‘There is no crisis’

news: ‘There is no crisis’

Minister of Public Works, Transport and Communications speaker at ACL meeting.

ANTÓNIO Mexia, Minister of Public Works, Transport and Communications, was the guest speaker at a lunch meeting of the American Club of Lisbon (ACL), held recently at the Sheraton Hotel in Lisbon. With an audience of more than 130 ACL members, the minister announced the two new proposed bridges to cross the River Tejo – a vehicle crossing from Algés to Trafaria and a rail crossing from Chelas to Barreiro.

Economic crisis

Mexia’s speech, entitled ‘Productivity: Reform of the State and Civil Society’, was hard hitting and to the point. Talking about Portugal’s economic situation, he said that, in his opinion, there is no crisis, as “a crisis is something you cannot control, which isn’t Portugal’s case.” He continued: “Most of the things that need to be done are within our power to control or change.” He said that the key word is ‘reform’. “Portugal has to have the courage to carry out the reforms that have been postponed for far too long.”
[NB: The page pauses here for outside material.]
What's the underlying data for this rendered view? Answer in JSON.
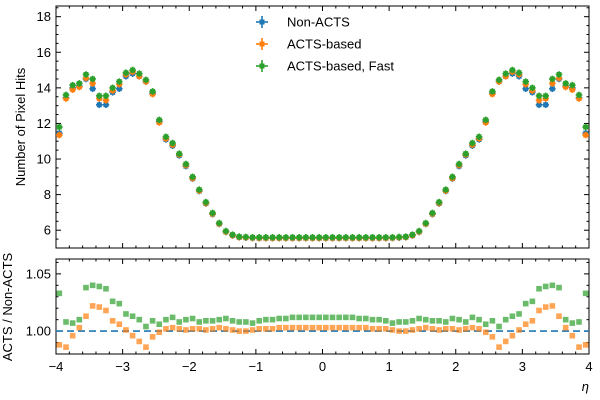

Portuguese feel threatened by competition

Productivity was next on his agenda. It is a known fact that Portugal’s productivity is low, at a rate of 64 per cent against, for example, Greece’s 83 per cent and Spain’s 95 per cent. “These numbers should make us get up and think. While talking about productivity, we have to talk about two very important things – competition and networking,” he continued. “Portugal doesn’t like competition – people feel threatened by it. Portugal is not good at networking, we have to get out of our comfort zone and reach out to compete.”

The Public Administration represents 15 per cent of the Gross National Product (GNP), when the European average is, and has been for a long time, around 11 per cent. “People should become aware of prices. For instance, when you buy a Metro ticket, you should know how much you are paying for it and how much it actually costs to have that public transport in operation.”

‘Taxes have to be paid’

“According to Portuguese mentality, the government is ‘someone’ who is there to pay the bills and to give us no responsibility. All rights no obligations,” saidMexia. “Nowadays, people don’t seem to be able to think beyond their immediate future and that explains some of the country’s social behaviours, like not paying taxes. People fail to see that future generations, their children, will suffer from our behaviour today. Until recently, if someone said that they paid their taxes, everybody else would think that they were stupid. We all need to start taking responsibility for our own actions and be conscious that everything has a price and that taxes have to be paid,” he stressed.

Europe: ‘realisation has hit home’

The Minister continued: “Europe has, for a long time, mistakenly thought that their welfare system is much fairer than the one of the US. Luckily, in the last couple of years, the realisation has hit home that maybe the European system doesn’t work that well. But if we take a closer look at the tax systems of both Europe and the US, we realise that indirect taxes are much higher in Europe than in the US. Europe is not as fair, while basing their system so much on indirect taxes, because those who earn less consume more.”

‘We need elite people’

“If Portugal’s major money makers are pleased with the situation in the country, they will reinvest their money here and, therefore, generate more wealth. We need elite people who are motivated and have the ability to help Portugal make the changes.”